# Combinatorics of Cycle Lengths on Wehler K3 Surfaces Over Finite Fields

### From NZJM

**New Zealand Journal of Mathematics**

**Vol.** 45, (2015), **Pages** 19-31

**João Alberto de Faria**

Department of Mathematical Sciences

Florida Institute of Technology

150 W. University Blvd

Melbourne, FL 32901

mailto:jdefaria2010@my.fit.edu

**Benjamin Hutz **

Department of Mathematical Sciences

Florida Institute of Technology

150 W. University Blvd

Melbourne, FL 32901

**Abstract** We study the dynamics of maps arising from the composition of two non-commuting involutions on a K3 surface. These maps are a particular example of reversible maps, i.e., maps with a time reversing symmetry.
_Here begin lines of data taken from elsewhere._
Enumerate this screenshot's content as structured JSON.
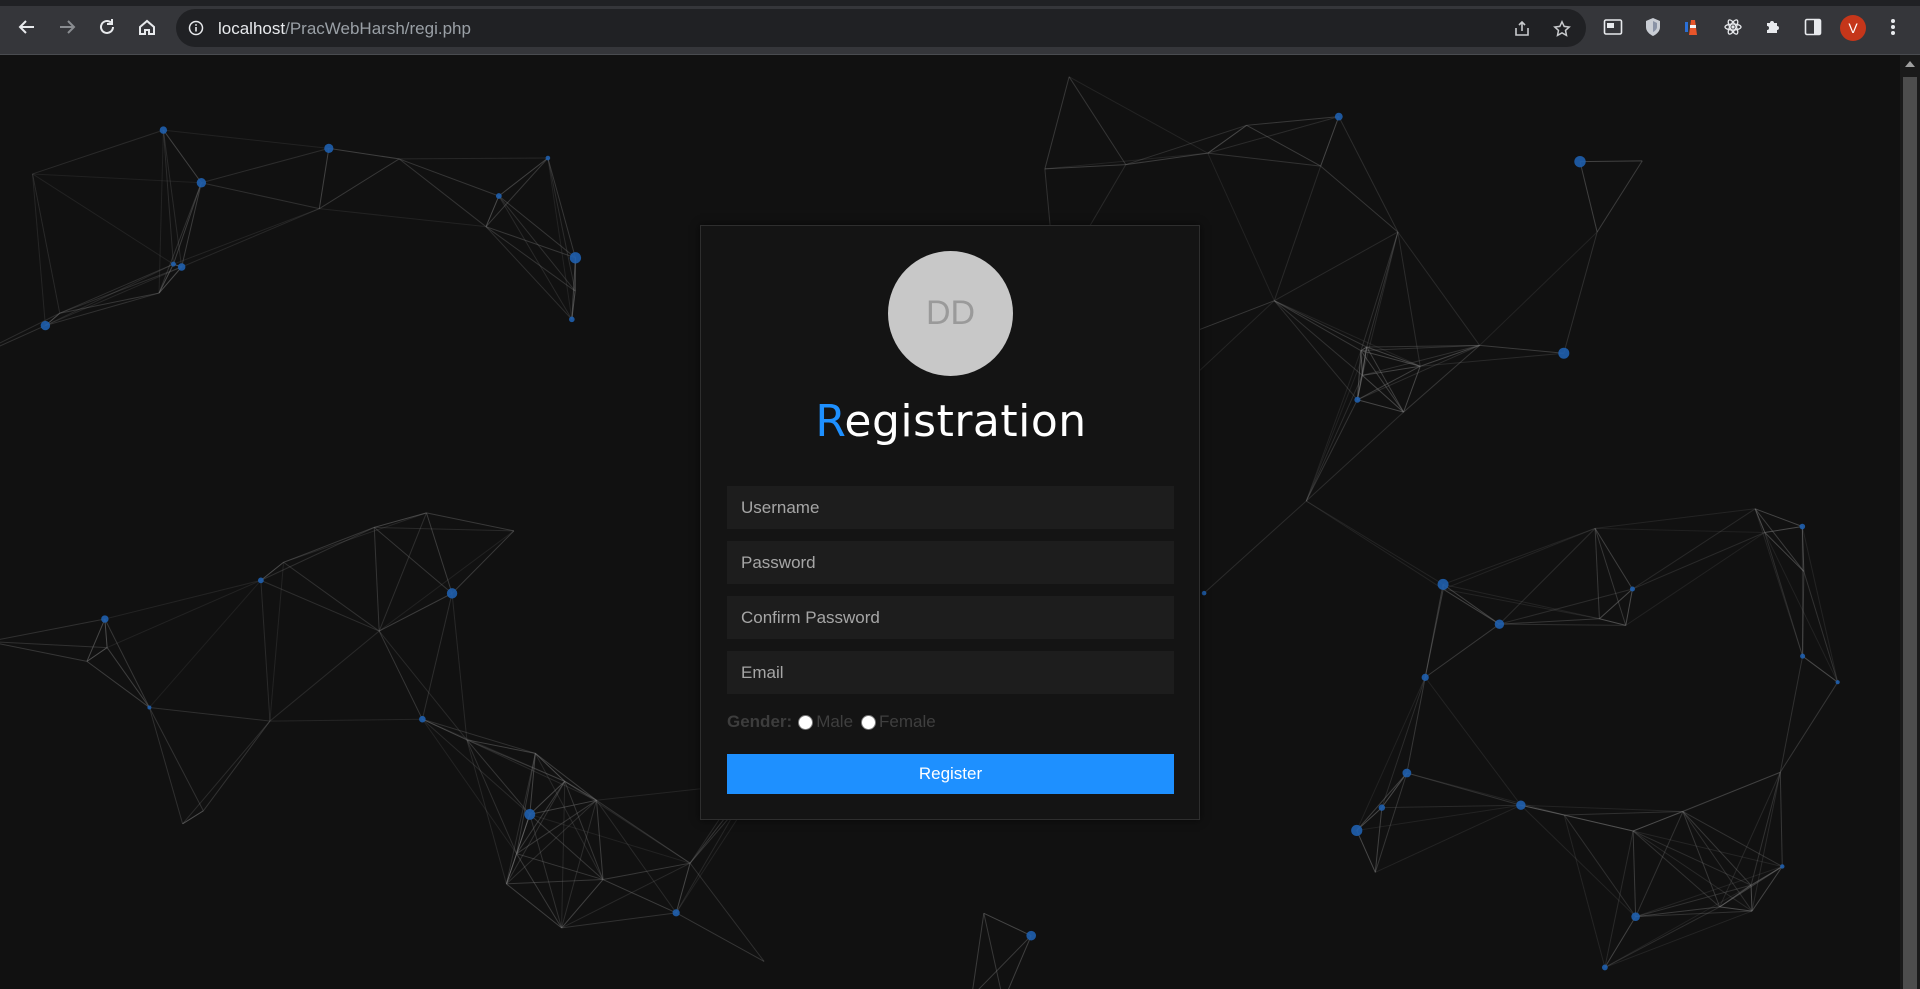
{
  "browser": {
    "url_host": "localhost",
    "url_path": "/PracWebHarsh/regi.php",
    "profile_initial": "V"
  },
  "page": {
    "logo_text": "DD",
    "title_first": "R",
    "title_rest": "egistration",
    "accent_color": "#1e90ff",
    "fields": {
      "username_placeholder": "Username",
      "password_placeholder": "Password",
      "confirm_placeholder": "Confirm Password",
      "email_placeholder": "Email"
    },
    "gender": {
      "label": "Gender:",
      "male": "Male",
      "female": "Female"
    },
    "register_label": "Register"
  }
}
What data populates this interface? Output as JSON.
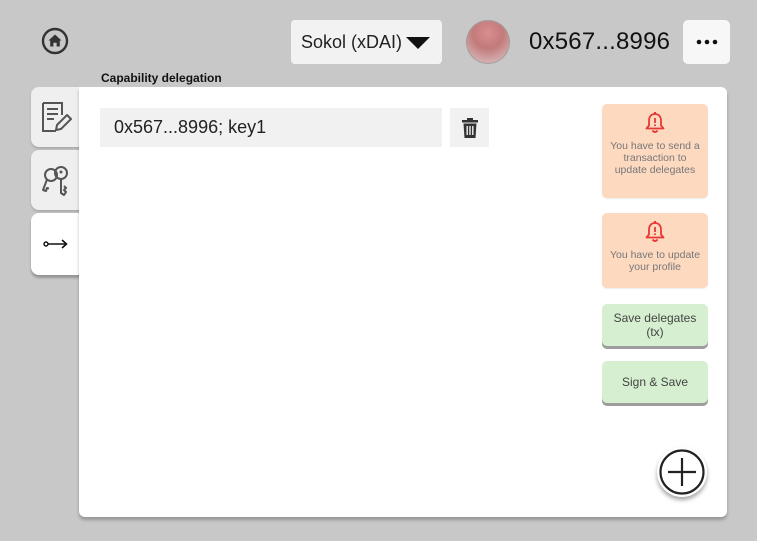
{
  "header": {
    "network": "Sokol (xDAI)",
    "address": "0x567...8996"
  },
  "section": {
    "title": "Capability delegation"
  },
  "delegates": [
    {
      "label": "0x567...8996; key1"
    }
  ],
  "notices": [
    {
      "text": "You have to send a transaction to update delegates"
    },
    {
      "text": "You have to update your profile"
    }
  ],
  "actions": {
    "save_delegates": "Save delegates (tx)",
    "sign_save": "Sign & Save"
  },
  "colors": {
    "background": "#c8c8c8",
    "notice": "#fdd9c0",
    "notice_icon": "#e53935",
    "action": "#d5efd0"
  }
}
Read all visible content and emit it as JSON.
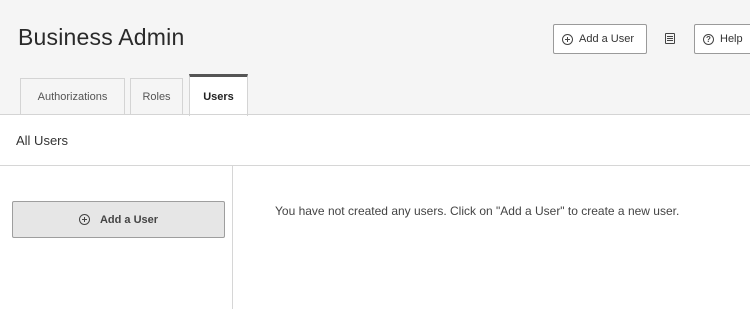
{
  "header": {
    "title": "Business Admin",
    "add_user_label": "Add a User",
    "help_label": "Help"
  },
  "tabs": [
    {
      "label": "Authorizations",
      "active": false
    },
    {
      "label": "Roles",
      "active": false
    },
    {
      "label": "Users",
      "active": true
    }
  ],
  "section": {
    "title": "All Users"
  },
  "sidebar": {
    "add_user_label": "Add a User"
  },
  "main": {
    "empty_message": "You have not created any users. Click on \"Add a User\" to create a new user."
  },
  "icons": {
    "add": "plus-circle-icon",
    "docs": "document-icon",
    "help": "question-circle-icon"
  }
}
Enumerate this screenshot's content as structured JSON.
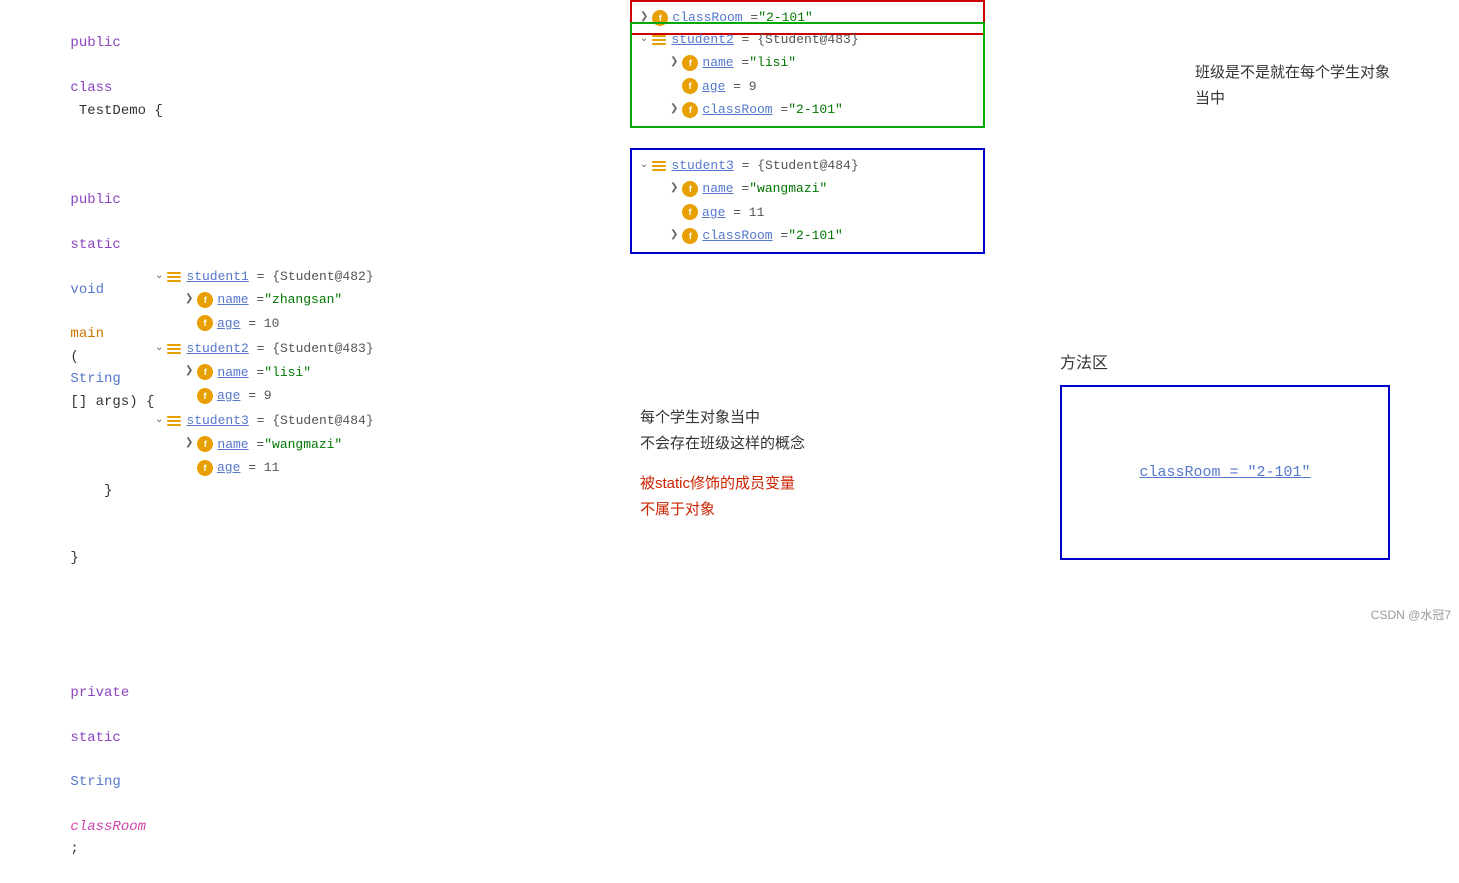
{
  "code": {
    "line1": "public class TestDemo {",
    "line2": "    public static void main(String[] args) {",
    "line3": "",
    "line4": "    }",
    "line5": "}",
    "line6": "",
    "line7": "    private static String classRoom;"
  },
  "debug_left": {
    "student1_label": "student1",
    "student1_value": "{Student@482}",
    "student1_name_value": "\"zhangsan\"",
    "student1_age_value": "10",
    "student2_label": "student2",
    "student2_value": "{Student@483}",
    "student2_name_value": "\"lisi\"",
    "student2_age_value": "9",
    "student3_label": "student3",
    "student3_value": "{Student@484}",
    "student3_name_value": "\"wangmazi\"",
    "student3_age_value": "11"
  },
  "debug_top": {
    "student2_label": "student2",
    "student2_value": "{Student@483}",
    "student2_name_value": "\"lisi\"",
    "student2_age_value": "9",
    "student2_classroom_value": "\"2-101\"",
    "student3_label": "student3",
    "student3_value": "{Student@484}",
    "student3_name_value": "\"wangmazi\"",
    "student3_age_value": "11",
    "student3_classroom_value": "\"2-101\"",
    "classroom_top_value": "classRoom = \"2-101\""
  },
  "annotations": {
    "top_right": "班级是不是就在每个学生对象当中",
    "middle1": "每个学生对象当中",
    "middle2": "不会存在班级这样的概念",
    "middle3": "被static修饰的成员变量",
    "middle4": "不属于对象",
    "fangfa": "方法区",
    "classroom_fangfa": "classRoom = \"2-101\""
  },
  "watermark": "CSDN @水冠7"
}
The combinatorics of the cycle distribution of two non-commuting involutions on a finite phase space was studied by Roberts and Vivaldi. We show that the dynamical systems of these K3 surfaces satisfy the hypotheses of their results, providing a description of the cycle distribution of the rational points over finite fields. Furthermore, we extend the involutions to include the case where there are degenerate fibers and prove a description of the cycle distribution in this more general situation.

**Keywords** Wehler K3 surface, reversible maps, dynamical systems, cycle lengths.

**Classification** (MSC2000) 37P55, 37E30, 37C80, 11T99.